Spacious seats, with a flat bed, the business class of Ethiopian Airlines is referred to as Cloud Nine. Three colours dominate the menu card, the pouches and the linen - red, yellow and green. Soft and fragrant, the yellow and green quilt lulls you into a deep slumber as we fly over the middle-east.
I looked out and it was 7.15 am in Addis Ababa and we were flying over a desert - a brown contoured land that was uninhabited for miles and miles. The flight map showed that the Equator passes through Nairobi, a little below Ethiopia and far below the southern tip of India. Muddy rivers flowed looking like rivulets from the plane, the landscape started becoming green and we were above Ogaden and Hargisa.

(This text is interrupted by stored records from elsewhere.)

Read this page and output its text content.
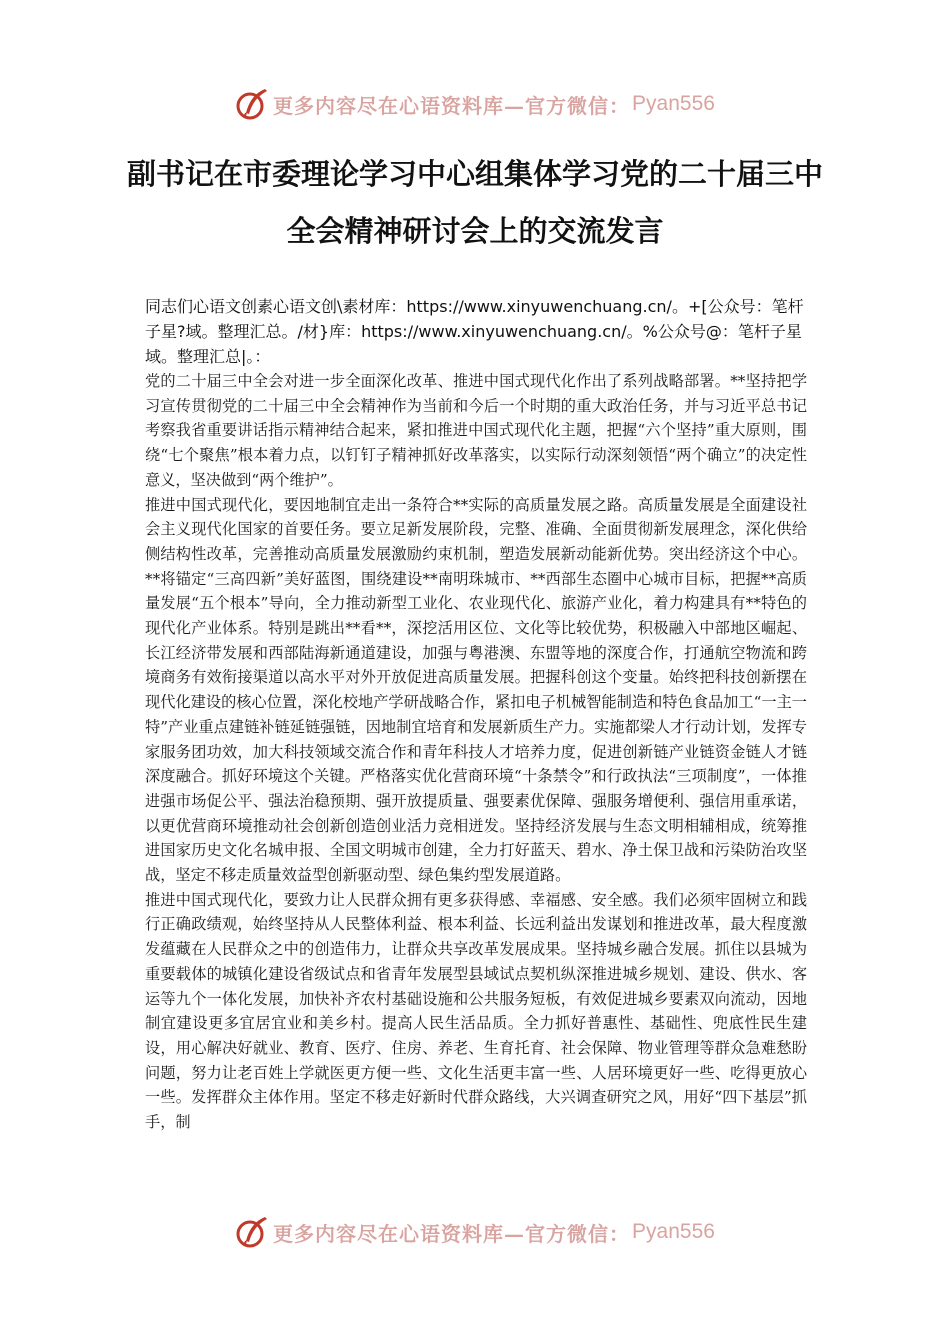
更多内容尽在心语资料库—官方微信： Pyan556
副书记在市委理论学习中心组集体学习党的二十届三中全会精神研讨会上的交流发言

同志们心语文创素心语文创\素材库：https://www.xinyuwenchuang.cn/。+[公众号：笔杆子星?域。整理汇总。/材}库：https://www.xinyuwenchuang.cn/。%公众号@：笔杆子星域。整理汇总|。：

党的二十届三中全会对进一步全面深化改革、推进中国式现代化作出了系列战略部署。**坚持把学习宣传贯彻党的二十届三中全会精神作为当前和今后一个时期的重大政治任务，并与习近平总书记考察我省重要讲话指示精神结合起来，紧扣推进中国式现代化主题，把握“六个坚持”重大原则，围绕“七个聚焦”根本着力点，以钉钉子精神抓好改革落实，以实际行动深刻领悟“两个确立”的决定性意义，坚决做到“两个维护”。

推进中国式现代化，要因地制宜走出一条符合**实际的高质量发展之路。高质量发展是全面建设社会主义现代化国家的首要任务。要立足新发展阶段，完整、准确、全面贯彻新发展理念，深化供给侧结构性改革，完善推动高质量发展激励约束机制，塑造发展新动能新优势。突出经济这个中心。**将锚定“三高四新”美好蓝图，围绕建设**南明珠城市、**西部生态圈中心城市目标，把握**高质量发展“五个根本”导向，全力推动新型工业化、农业现代化、旅游产业化，着力构建具有**特色的现代化产业体系。特别是跳出**看**，深挖活用区位、文化等比较优势，积极融入中部地区崛起、长江经济带发展和西部陆海新通道建设，加强与粤港澳、东盟等地的深度合作，打通航空物流和跨境商务有效衔接渠道以高水平对外开放促进高质量发展。把握科创这个变量。始终把科技创新摆在现代化建设的核心位置，深化校地产学研战略合作，紧扣电子机械智能制造和特色食品加工“一主一特”产业重点建链补链延链强链，因地制宜培育和发展新质生产力。实施都梁人才行动计划，发挥专家服务团功效，加大科技领域交流合作和青年科技人才培养力度，促进创新链产业链资金链人才链深度融合。抓好环境这个关键。严格落实优化营商环境“十条禁令”和行政执法“三项制度”，一体推进强市场促公平、强法治稳预期、强开放提质量、强要素优保障、强服务增便利、强信用重承诺，以更优营商环境推动社会创新创造创业活力竞相迸发。坚持经济发展与生态文明相辅相成，统筹推进国家历史文化名城申报、全国文明城市创建，全力打好蓝天、碧水、净土保卫战和污染防治攻坚战，坚定不移走质量效益型创新驱动型、绿色集约型发展道路。

推进中国式现代化，要致力让人民群众拥有更多获得感、幸福感、安全感。我们必须牢固树立和践行正确政绩观，始终坚持从人民整体利益、根本利益、长远利益出发谋划和推进改革，最大程度激发蕴藏在人民群众之中的创造伟力，让群众共享改革发展成果。坚持城乡融合发展。抓住以县城为重要载体的城镇化建设省级试点和省青年发展型县域试点契机纵深推进城乡规划、建设、供水、客运等九个一体化发展，加快补齐农村基础设施和公共服务短板，有效促进城乡要素双向流动，因地制宜建设更多宜居宜业和美乡村。提高人民生活品质。全力抓好普惠性、基础性、兜底性民生建设，用心解决好就业、教育、医疗、住房、养老、生育托育、社会保障、物业管理等群众急难愁盼问题，努力让老百姓上学就医更方便一些、文化生活更丰富一些、人居环境更好一些、吃得更放心一些。发挥群众主体作用。坚定不移走好新时代群众路线，大兴调查研究之风，用好“四下基层”抓手，制

更多内容尽在心语资料库—官方微信： Pyan556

As we were nearing Addis Ababa, the clouds went above us and the hills seemed nearer. A smooth landing and it was time to rush to the connecting flight for Johannesburg. Escorted by friendly staff, we were told to board a coach that took us from the tarmac to our onward plane. The second leg of the journey was super smooth too and it began with a serving of assorted wines and Kolo (crunchy mix of roasted barley grains and peppered chick peas. The mid-day meal included Ethiopian national dishes like Doro Wot (spicy chicken stew); Minchet Abish (minced beef stew); Aterkik Alicha (stewed peas); Atakilt Wot (fried mixed vegetables) and Tibs Firfir (stewed beef) - all dishes were served with Injera - typical Ethiopian bread made from a grain called Teff - flat bread with a spongy texture - rolled and served with gravies. You could have the Cape Malay chicken curry, or braised lamb with Provencale sauce, pasta or cannelloni too. I preferred Ethiopian!
Coffee, not many know, is indigenous to Ethiopia and grows wild in the forests of the south-western highlands.
As the plane flew over Central Africa, I watched a French movie and indulged myself enjoying every bit of the 'New spirit of Africa' by Ethiopian!